I’m sorry kids, if your economics and politics professors – who have dedicated their lives to knowing (that’s knowing; not feeling, not believing, knowing) about this sort of thing, have determined that Brexit, whatever your Dad and the Daily Telegraph say, is in fact a suicidally stupid bad move, that’s not ‘anti-Brexit bias’, it’s intellectual rigour and professional integrity.
They’re no more biased against Brexit than a physics professor teaching about gravity is biased against hovering.
Ah, but the Brexiters cry, you’re hoist on your own petard here, aren’t you? Going on about the importance of facts over opinion when where Brexit is concerned it’s all opinion so far, isn’t it? How can there be facts about something that hasn’t happened yet?
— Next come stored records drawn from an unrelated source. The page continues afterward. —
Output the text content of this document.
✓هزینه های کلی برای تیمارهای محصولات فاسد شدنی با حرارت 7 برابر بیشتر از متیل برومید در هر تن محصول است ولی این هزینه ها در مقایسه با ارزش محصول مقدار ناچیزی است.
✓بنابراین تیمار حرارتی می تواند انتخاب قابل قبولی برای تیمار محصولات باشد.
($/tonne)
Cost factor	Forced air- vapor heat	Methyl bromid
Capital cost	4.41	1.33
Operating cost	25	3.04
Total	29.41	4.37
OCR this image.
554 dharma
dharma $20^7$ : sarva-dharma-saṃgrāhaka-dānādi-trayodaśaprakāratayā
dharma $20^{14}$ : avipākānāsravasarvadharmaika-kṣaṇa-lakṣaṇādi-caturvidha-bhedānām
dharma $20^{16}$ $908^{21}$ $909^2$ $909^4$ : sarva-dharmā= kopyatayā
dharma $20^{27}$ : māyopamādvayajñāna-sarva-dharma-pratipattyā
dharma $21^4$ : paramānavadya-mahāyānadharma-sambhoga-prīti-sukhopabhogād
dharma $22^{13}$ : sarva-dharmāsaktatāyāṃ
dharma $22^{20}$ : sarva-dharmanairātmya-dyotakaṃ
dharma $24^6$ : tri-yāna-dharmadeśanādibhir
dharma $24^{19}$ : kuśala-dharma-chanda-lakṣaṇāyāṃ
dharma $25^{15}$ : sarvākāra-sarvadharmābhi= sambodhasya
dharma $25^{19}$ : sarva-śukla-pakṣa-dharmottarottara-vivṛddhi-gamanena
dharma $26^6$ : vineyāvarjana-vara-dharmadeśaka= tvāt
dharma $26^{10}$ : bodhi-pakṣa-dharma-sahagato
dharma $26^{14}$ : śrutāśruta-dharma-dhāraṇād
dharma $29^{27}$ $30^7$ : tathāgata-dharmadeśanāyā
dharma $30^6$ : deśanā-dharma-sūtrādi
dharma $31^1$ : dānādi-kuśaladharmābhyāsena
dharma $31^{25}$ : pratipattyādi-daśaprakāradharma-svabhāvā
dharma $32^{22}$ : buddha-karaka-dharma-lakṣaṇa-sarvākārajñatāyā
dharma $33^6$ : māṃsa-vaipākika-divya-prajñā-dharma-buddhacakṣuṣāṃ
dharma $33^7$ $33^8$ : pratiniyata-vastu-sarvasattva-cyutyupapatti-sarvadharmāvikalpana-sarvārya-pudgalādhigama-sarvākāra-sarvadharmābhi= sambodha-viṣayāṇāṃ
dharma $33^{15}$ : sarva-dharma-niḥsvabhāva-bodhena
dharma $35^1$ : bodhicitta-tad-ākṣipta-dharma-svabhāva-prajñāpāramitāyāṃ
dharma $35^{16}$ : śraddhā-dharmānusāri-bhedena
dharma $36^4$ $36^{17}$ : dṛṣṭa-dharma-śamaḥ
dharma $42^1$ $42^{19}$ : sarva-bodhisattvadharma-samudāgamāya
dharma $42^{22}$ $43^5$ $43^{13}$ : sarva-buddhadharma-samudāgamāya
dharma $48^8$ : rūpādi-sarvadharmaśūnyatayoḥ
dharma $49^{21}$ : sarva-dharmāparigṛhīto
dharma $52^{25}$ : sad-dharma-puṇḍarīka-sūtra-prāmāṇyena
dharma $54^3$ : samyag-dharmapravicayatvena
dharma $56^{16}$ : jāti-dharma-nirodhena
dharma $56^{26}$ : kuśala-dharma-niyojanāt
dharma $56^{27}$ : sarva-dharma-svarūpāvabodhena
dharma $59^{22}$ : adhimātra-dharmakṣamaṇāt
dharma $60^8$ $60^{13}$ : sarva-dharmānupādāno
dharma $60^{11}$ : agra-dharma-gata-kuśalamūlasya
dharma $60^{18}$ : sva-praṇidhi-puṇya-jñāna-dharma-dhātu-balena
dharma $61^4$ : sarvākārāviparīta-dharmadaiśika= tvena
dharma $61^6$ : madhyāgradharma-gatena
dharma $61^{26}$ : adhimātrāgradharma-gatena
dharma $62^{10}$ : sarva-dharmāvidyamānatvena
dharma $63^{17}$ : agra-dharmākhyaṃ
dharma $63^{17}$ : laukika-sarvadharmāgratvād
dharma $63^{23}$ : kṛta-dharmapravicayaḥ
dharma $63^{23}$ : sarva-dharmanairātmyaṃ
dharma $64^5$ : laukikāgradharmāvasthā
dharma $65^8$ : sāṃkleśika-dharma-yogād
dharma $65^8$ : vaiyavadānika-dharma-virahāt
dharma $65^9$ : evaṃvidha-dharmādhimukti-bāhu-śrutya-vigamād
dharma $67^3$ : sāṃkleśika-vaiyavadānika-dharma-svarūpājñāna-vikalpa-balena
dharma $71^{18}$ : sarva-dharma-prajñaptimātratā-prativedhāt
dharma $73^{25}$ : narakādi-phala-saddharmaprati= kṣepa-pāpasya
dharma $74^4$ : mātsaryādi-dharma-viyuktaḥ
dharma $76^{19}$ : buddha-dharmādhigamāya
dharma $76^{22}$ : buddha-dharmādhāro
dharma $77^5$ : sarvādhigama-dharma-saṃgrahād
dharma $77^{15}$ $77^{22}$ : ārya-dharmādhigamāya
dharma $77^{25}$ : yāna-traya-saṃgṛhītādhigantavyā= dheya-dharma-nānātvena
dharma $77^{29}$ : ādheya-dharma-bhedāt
Well we do have some facts; enough to make some fairly sound predictions. And while no prediction is ever entirely concrete, ones based on the facts we have so far (ours) are a better bet than ones based on wishful thinking and romantic fantasies of bygone empire (theirs). And in particular, we have a pretty good idea of what will happen economically, as those who’ll be imposing the new economic reality upon us (the EU and the WTO) have told us what will happen (short version: we’re screwed).
So the Brexiters’ position is like that of a little guy who finds himself in the roughest pub in town, standing next to the biggest meanest bastard in that pub, who, when said big mean bastard sets off to the gents and says ‘Touch my pint and I’ll kill you’, thinks ‘Well until he actually kills me there’s no way of knowing what will happen, so I’d better drink his pint just to be absolutely sure.’
There aren’t two sides to every argument.
Well okay there are, but there aren’t always two valid sides, and our reluctance to say so is why we’re not only faced with Brexit, but a resurgence in Flat Eartherism in the 21st bloody century. Who knows what idiocy it might yet unleash.